Tonight, I was upstairs putting away laundry and dropped Ella's Owl jammies down the stairs to put her in. A few minutes later I came down and they were nowhere to be found. I went back upstairs, thinking I just MEANT to drop them over, but no luck. I looked around, and thought maybe I had put them in Ava's drawer, but no. Or the diaper bag. Grrr.
Then I noticed my vision swimming, and ran for the ibuprofen. And decided I was losing my mind. I got online and searched WebMD and did some googling, and read some articles. Just as I was coming to my conclusion, Ella came around the corner carrying her Owl Jammies, which I HAD thrown down the stairs after all. She had hid them under a throw pillow on the couch. And then the aura, as suddenly as it came, went away. (It had made it quite difficult to do my googling, but went away as soon as I found the culprit.)
Wait for it...I have....


PMS.

Well you can't blame me. I haven't had a cycle since 2009, after all. And up until then I had been on birth control pretty much continuously (except during my failed birth control pregnancies). It appears to be all hormonal. Just like my lousy 13-year-old-boy skin, my occasionally wild fury, (Ah yes...that episode I didn't mention in Primm, Nevada when my kids refused to go to sleep and Ella figured out how to open the hotel room door...and I thought she was just going in and out of the bathroom in the middle of the night) and now the memory and auras and hunger and exhaustion (Zar had a few moments of terror thinking I might be pg again...) and maybe even my overuse of parenthesis.
So I'm probably not dying. Yes, my memory will probably continue to go as I age (don't forget, I am THIRTY now) and horrid migraines run in the family. I hope I get to keep my mind. And if I don't, at least I can find comfort in the fact I have been an avid journal-keeper since age 14, and blogger for the past couple years. In case I need a jog to the ole' memory. And if I forget to call you back, or thank you for the jam, or wear deodorant, I sincerely, sincerely apologize.

4 comments:

Allison said...

You're so funny. Ben and I get in huge arguments over what I insist I did and later find out I didn't. It's very aggravating to be so sure of yourself and know that a year ago, you would have been right because you were always right. But now...not so much. Boo for mommy brain...and pms. can't wait to hear more about your trip and see you in a few days!!

Niki said...

I think you have every right to claim Mommy Brain, PMS and grief for at least 5 years ;) Now, what's my excuse?! Love you!

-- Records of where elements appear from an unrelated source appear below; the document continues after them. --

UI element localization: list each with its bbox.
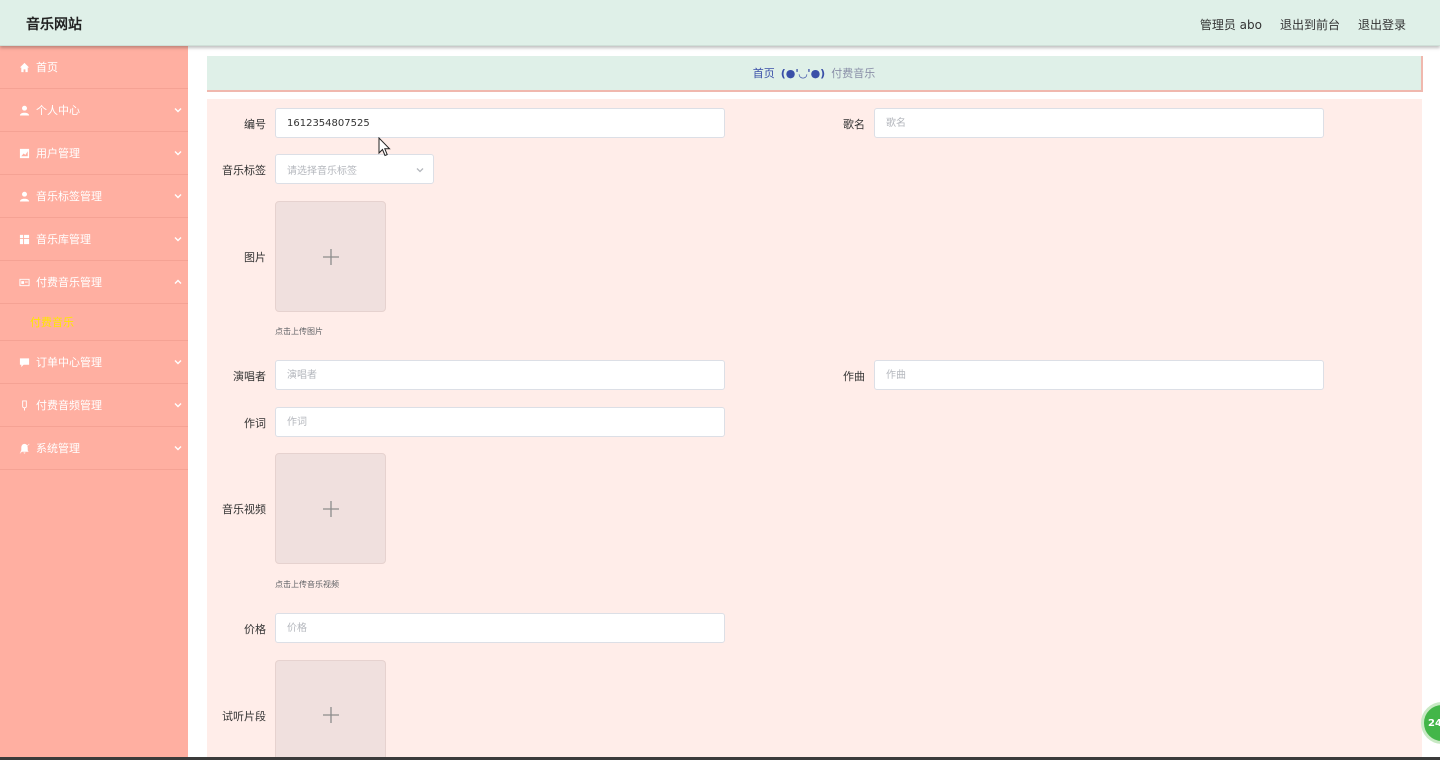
site-title: 音乐网站 [26,17,82,33]
sidebar-item-music-tag-management[interactable]: 音乐标签管理 [0,175,188,218]
image-upload-tip: 点击上传图片 [275,327,323,336]
breadcrumb-home[interactable]: 首页 [753,65,775,81]
chevron-down-icon [174,147,184,157]
card-icon [18,276,30,288]
grid-icon [18,233,30,245]
floating-badge[interactable]: 24 [1421,702,1440,744]
sidebar-item-order-center-management[interactable]: 订单中心管理 [0,341,188,384]
number-input[interactable] [275,108,725,138]
sidebar-item-personal-center[interactable]: 个人中心 [0,89,188,132]
breadcrumb-separator: (●'◡'●) [780,66,826,80]
price-input[interactable] [275,613,725,643]
plus-icon [322,248,339,265]
sidebar-item-label: 订单中心管理 [36,356,102,369]
song-name-input[interactable] [874,108,1324,138]
exit-to-front-link[interactable]: 退出到前台 [1280,16,1340,33]
breadcrumb-current: 付费音乐 [831,67,876,80]
singer-label: 演唱者 [233,370,266,383]
music-video-upload-tip: 点击上传音乐视频 [275,580,339,589]
chart-icon [18,147,30,159]
plus-icon [322,706,339,723]
chevron-down-icon [174,399,184,409]
sidebar-item-label: 用户管理 [36,147,80,160]
sidebar-item-system-management[interactable]: 系统管理 [0,427,188,470]
lyricist-input[interactable] [275,407,725,437]
sidebar-item-label: 音乐库管理 [36,233,91,246]
music-tag-select[interactable]: 请选择音乐标签 [275,154,434,184]
admin-user-label: 管理员 abo [1199,18,1262,32]
chevron-down-icon [174,104,184,114]
sidebar-item-label: 个人中心 [36,104,80,117]
preview-clip-label: 试听片段 [222,710,266,723]
chevron-down-icon [174,356,184,366]
header-actions: 管理员 abo 退出到前台 退出登录 [1200,16,1406,33]
sidebar: 首页 个人中心 用户管理 音乐标签管理 音乐库管理 付费音乐管理 付费音乐 订单… [0,46,188,760]
composer-label: 作曲 [843,370,865,383]
bell-off-icon [18,442,30,454]
number-label: 编号 [244,118,266,131]
chevron-down-icon [174,442,184,452]
user-icon [18,190,30,202]
sidebar-item-paid-audio-management[interactable]: 付费音频管理 [0,384,188,427]
sidebar-item-label: 系统管理 [36,442,80,455]
mouse-cursor-icon [378,136,392,157]
sidebar-item-label: 付费音乐管理 [36,276,102,289]
sidebar-item-user-management[interactable]: 用户管理 [0,132,188,175]
chevron-up-icon [174,276,184,286]
music-video-upload[interactable] [275,453,386,564]
sidebar-item-music-library-management[interactable]: 音乐库管理 [0,218,188,261]
composer-input[interactable] [874,360,1324,390]
sidebar-item-home[interactable]: 首页 [0,46,188,89]
chevron-down-icon [174,190,184,200]
plus-icon [322,500,339,517]
user-icon [18,104,30,116]
chevron-down-icon [416,166,424,174]
sidebar-item-paid-music-management[interactable]: 付费音乐管理 [0,261,188,304]
music-tag-placeholder: 请选择音乐标签 [287,165,357,177]
logout-link[interactable]: 退出登录 [1358,16,1406,33]
price-label: 价格 [244,623,266,636]
top-header: 音乐网站 管理员 abo 退出到前台 退出登录 [0,0,1440,46]
lyricist-label: 作词 [244,417,266,430]
music-video-label: 音乐视频 [222,503,266,516]
medal-icon [18,399,30,411]
sidebar-item-label: 付费音频管理 [36,399,102,412]
sidebar-subitem-paid-music[interactable]: 付费音乐 [0,304,188,341]
music-tag-label: 音乐标签 [222,164,266,177]
sidebar-item-label: 音乐标签管理 [36,190,102,203]
breadcrumb: 首页 (●'◡'●) 付费音乐 [207,56,1423,92]
sidebar-item-label: 首页 [36,61,58,74]
preview-clip-upload[interactable] [275,660,386,760]
chat-icon [18,356,30,368]
image-label: 图片 [244,251,266,264]
singer-input[interactable] [275,360,725,390]
song-name-label: 歌名 [843,118,865,131]
image-upload[interactable] [275,201,386,312]
home-icon [18,61,30,73]
chevron-down-icon [174,233,184,243]
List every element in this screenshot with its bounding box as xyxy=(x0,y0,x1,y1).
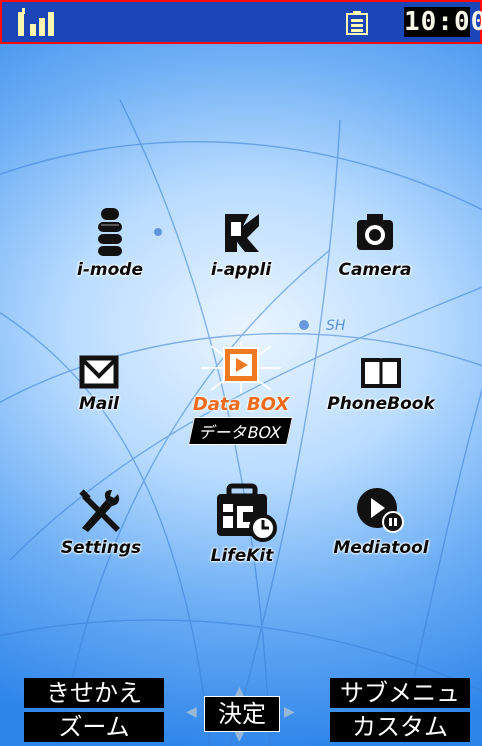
softkey-bottom-left[interactable]: ズーム xyxy=(24,712,164,742)
menu-item-label: Settings xyxy=(60,538,142,558)
menu-item-label: Data BOX xyxy=(192,394,290,415)
menu-item-settings[interactable]: Settings xyxy=(26,488,176,558)
menu-item-label: i-mode xyxy=(77,260,143,280)
menu-item-i-appli[interactable]: i-appli xyxy=(166,208,316,280)
menu-item-label: PhoneBook xyxy=(327,394,435,414)
signal-strength-icon xyxy=(18,8,54,36)
center-key-label: 決定 xyxy=(204,696,280,732)
i-mode-icon xyxy=(98,208,122,256)
settings-icon xyxy=(79,489,120,532)
menu-item-mail[interactable]: Mail xyxy=(24,352,174,414)
status-bar: 10:00 xyxy=(0,0,482,44)
databox-icon xyxy=(201,342,281,394)
menu-item-camera[interactable]: Camera xyxy=(300,208,450,280)
menu-item-databox[interactable]: Data BOX データBOX xyxy=(166,342,316,445)
softkey-top-left[interactable]: きせかえ xyxy=(24,678,164,708)
i-appli-icon xyxy=(225,214,259,252)
right-arrow-icon: ▶ xyxy=(284,704,295,720)
menu-item-label-jp: データBOX xyxy=(188,417,294,445)
camera-icon xyxy=(357,214,393,250)
menu-item-i-mode[interactable]: i-mode xyxy=(35,208,185,280)
standby-menu-screen: SH 10:00 i-mode i-appli Camera Mail Data… xyxy=(0,0,482,746)
softkey-bottom-right[interactable]: カスタム xyxy=(330,712,470,742)
clock: 10:00 xyxy=(404,7,482,37)
menu-item-label: Camera xyxy=(338,260,412,280)
menu-item-label: Mediatool xyxy=(333,538,429,558)
lifekit-icon xyxy=(217,483,277,542)
menu-item-phonebook[interactable]: PhoneBook xyxy=(306,352,456,414)
softkey-top-right[interactable]: サブメニュー xyxy=(330,678,470,737)
wallpaper-watermark: SH xyxy=(326,318,346,334)
menu-item-mediatool[interactable]: Mediatool xyxy=(306,484,456,558)
mediatool-icon xyxy=(357,488,404,533)
center-select-key[interactable]: ▲ ◀ ▶ ▼ 決定 xyxy=(186,684,295,744)
menu-item-label: i-appli xyxy=(210,260,272,280)
battery-icon xyxy=(346,11,368,35)
mail-icon xyxy=(79,355,119,389)
menu-item-label: LifeKit xyxy=(210,546,274,566)
menu-item-lifekit[interactable]: LifeKit xyxy=(167,482,317,566)
menu-item-label: Mail xyxy=(78,394,120,414)
left-arrow-icon: ◀ xyxy=(186,704,197,720)
phonebook-icon xyxy=(361,358,401,389)
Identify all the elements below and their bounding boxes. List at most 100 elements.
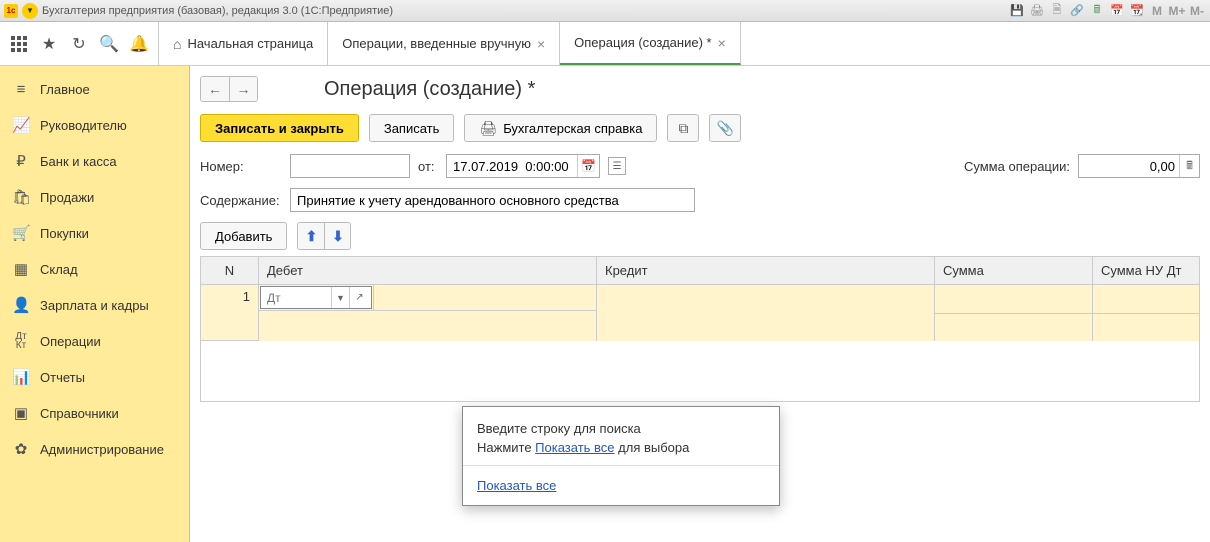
sidebar-item-label: Администрирование [40, 442, 164, 457]
calc-icon[interactable]: 🖩 [1088, 3, 1106, 19]
tab-label: Операция (создание) * [574, 35, 711, 50]
move-down-button[interactable]: ⬇ [324, 223, 350, 249]
close-icon[interactable]: × [718, 35, 726, 51]
sidebar-item-purchases[interactable]: 🛒 Покупки [0, 215, 189, 251]
show-all-footer-link[interactable]: Показать все [477, 478, 556, 493]
tab-operations-manual[interactable]: Операции, введенные вручную × [328, 22, 560, 65]
attach-button[interactable]: 📎 [709, 114, 741, 142]
print-icon: 🖨 [479, 120, 497, 137]
bell-icon[interactable]: 🔔 [128, 33, 150, 55]
save-close-button[interactable]: Записать и закрыть [200, 114, 359, 142]
sidebar-item-label: Зарплата и кадры [40, 298, 149, 313]
tree-icon: ⧉ [678, 120, 688, 137]
apps-icon[interactable] [8, 33, 30, 55]
star-icon[interactable]: ★ [38, 33, 60, 55]
sum-input[interactable] [1079, 155, 1179, 177]
sum-field: 🖩 [1078, 154, 1200, 178]
grid-icon: ▦ [12, 260, 30, 278]
titlebar-dropdown-icon[interactable]: ▼ [22, 3, 38, 19]
sidebar-item-admin[interactable]: ✿ Администрирование [0, 431, 189, 467]
history-icon[interactable]: ↻ [68, 33, 90, 55]
tab-home-label: Начальная страница [187, 36, 313, 51]
btn-label: Бухгалтерская справка [503, 121, 642, 136]
debit-account-input[interactable] [261, 287, 331, 308]
cell-blank [259, 311, 596, 341]
sidebar-item-hr[interactable]: 👤Зарплата и кадры [0, 287, 189, 323]
chevron-down-icon[interactable]: ▼ [331, 287, 349, 308]
sidebar-item-main[interactable]: ≡Главное [0, 72, 189, 107]
sidebar-item-directories[interactable]: ▣ Справочники [0, 395, 189, 431]
top-toolbar: ★ ↻ 🔍 🔔 ⌂ Начальная страница Операции, в… [0, 22, 1210, 66]
label-sum: Сумма операции: [964, 159, 1070, 174]
m-plus-button[interactable]: M+ [1168, 3, 1186, 19]
close-icon[interactable]: × [537, 36, 545, 52]
cart-icon: 🛒 [12, 224, 30, 242]
sidebar-item-label: Покупки [40, 226, 89, 241]
col-debit: Дебет [259, 257, 597, 284]
calendar-picker-icon[interactable]: 📅 [577, 155, 599, 177]
sidebar-item-operations[interactable]: ДтКтОперации [0, 323, 189, 359]
accounting-report-button[interactable]: 🖨 Бухгалтерская справка [464, 114, 657, 142]
open-dialog-icon[interactable]: ↗ [349, 287, 369, 308]
sidebar-item-label: Отчеты [40, 370, 85, 385]
label-content: Содержание: [200, 193, 282, 208]
add-button[interactable]: Добавить [200, 222, 287, 250]
titlebar-tools: 💾 🖨 🗎 🔗 🖩 📅 📆 M M+ M- [1008, 3, 1206, 19]
cell-blank [373, 285, 596, 310]
cell-sum[interactable] [935, 285, 1093, 341]
tab-operation-create[interactable]: Операция (создание) * × [560, 22, 741, 65]
app-title: Бухгалтерия предприятия (базовая), редак… [42, 5, 1004, 17]
compare-icon[interactable]: 🗎 [1048, 3, 1066, 19]
gear-icon: ✿ [12, 440, 30, 458]
col-sumnu: Сумма НУ Дт [1093, 257, 1199, 284]
sidebar: ≡Главное 📈Руководителю ₽Банк и касса 🛍Пр… [0, 66, 190, 542]
col-n: N [201, 257, 259, 284]
save-button[interactable]: Записать [369, 114, 455, 142]
table-empty-area [201, 341, 1199, 401]
sidebar-item-label: Главное [40, 82, 90, 97]
cell-sumnu[interactable] [1093, 285, 1199, 341]
tab-home[interactable]: ⌂ Начальная страница [159, 22, 328, 65]
sidebar-item-manager[interactable]: 📈Руководителю [0, 107, 189, 143]
book-icon: ▣ [12, 404, 30, 422]
toolbar-icons: ★ ↻ 🔍 🔔 [0, 22, 159, 65]
link-icon[interactable]: 🔗 [1068, 3, 1086, 19]
cell-credit[interactable] [597, 285, 935, 341]
m-button[interactable]: M [1148, 3, 1166, 19]
sidebar-item-label: Справочники [40, 406, 119, 421]
sidebar-item-warehouse[interactable]: ▦Склад [0, 251, 189, 287]
date-input[interactable] [447, 155, 577, 177]
calendar-icon[interactable]: 📅 [1108, 3, 1126, 19]
move-up-button[interactable]: ⬆ [298, 223, 324, 249]
bag-icon: 🛍 [12, 188, 30, 206]
app-logo-icon: 1c [4, 4, 18, 18]
number-input[interactable] [290, 154, 410, 178]
structure-button[interactable]: ⧉ [667, 114, 699, 142]
m-minus-button[interactable]: M- [1188, 3, 1206, 19]
chart-icon: 📈 [12, 116, 30, 134]
bars-icon: 📊 [12, 368, 30, 386]
col-credit: Кредит [597, 257, 935, 284]
save-icon[interactable]: 💾 [1008, 3, 1026, 19]
titlebar: 1c ▼ Бухгалтерия предприятия (базовая), … [0, 0, 1210, 22]
entries-table: N Дебет Кредит Сумма Сумма НУ Дт 1 ▼ ↗ [200, 256, 1200, 402]
cell-debit: ▼ ↗ [259, 285, 597, 341]
list-mode-icon[interactable]: ☰ [608, 157, 626, 175]
search-icon[interactable]: 🔍 [98, 33, 120, 55]
forward-button[interactable]: → [229, 77, 257, 101]
back-button[interactable]: ← [201, 77, 229, 101]
popup-hint1: Введите строку для поиска [477, 421, 765, 436]
sidebar-item-reports[interactable]: 📊 Отчеты [0, 359, 189, 395]
date-icon[interactable]: 📆 [1128, 3, 1146, 19]
popup-hint2: Нажмите Показать все для выбора [477, 440, 765, 455]
show-all-link[interactable]: Показать все [535, 440, 614, 455]
lookup-popup: Введите строку для поиска Нажмите Показа… [462, 406, 780, 506]
print-icon[interactable]: 🖨 [1028, 3, 1046, 19]
content-input[interactable] [290, 188, 695, 212]
calculator-icon[interactable]: 🖩 [1179, 155, 1199, 177]
nav-history: ← → [200, 76, 258, 102]
sidebar-item-sales[interactable]: 🛍Продажи [0, 179, 189, 215]
dtkt-icon: ДтКт [12, 332, 30, 350]
table-row[interactable]: 1 ▼ ↗ [201, 285, 1199, 341]
sidebar-item-bank[interactable]: ₽Банк и касса [0, 143, 189, 179]
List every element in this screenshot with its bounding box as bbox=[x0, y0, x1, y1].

Camilla Jones (CioCo Photography) said...

Thank you so much for your blog. I kind of want to just read it and never comment, but then I would be creepy stalking you and I'm sure that's not cool in the real world. ;) Your attitude and strength has helped me so much, thanks for your example and testimony.

A.J. and Tristen said...

i just wanted to tell you thank you for this post. i lost my daughter just the week before you lost your sweet lily. i was feeling this way and feeling like i was going crazy and then was encouraged by this. so thank you. i think you are so brave. i don't know how you have done this twice! what an amazing lady you are!

i can't remember if i have posted on here or not- as I have been following you for awhile.

thank you for writing your expereince!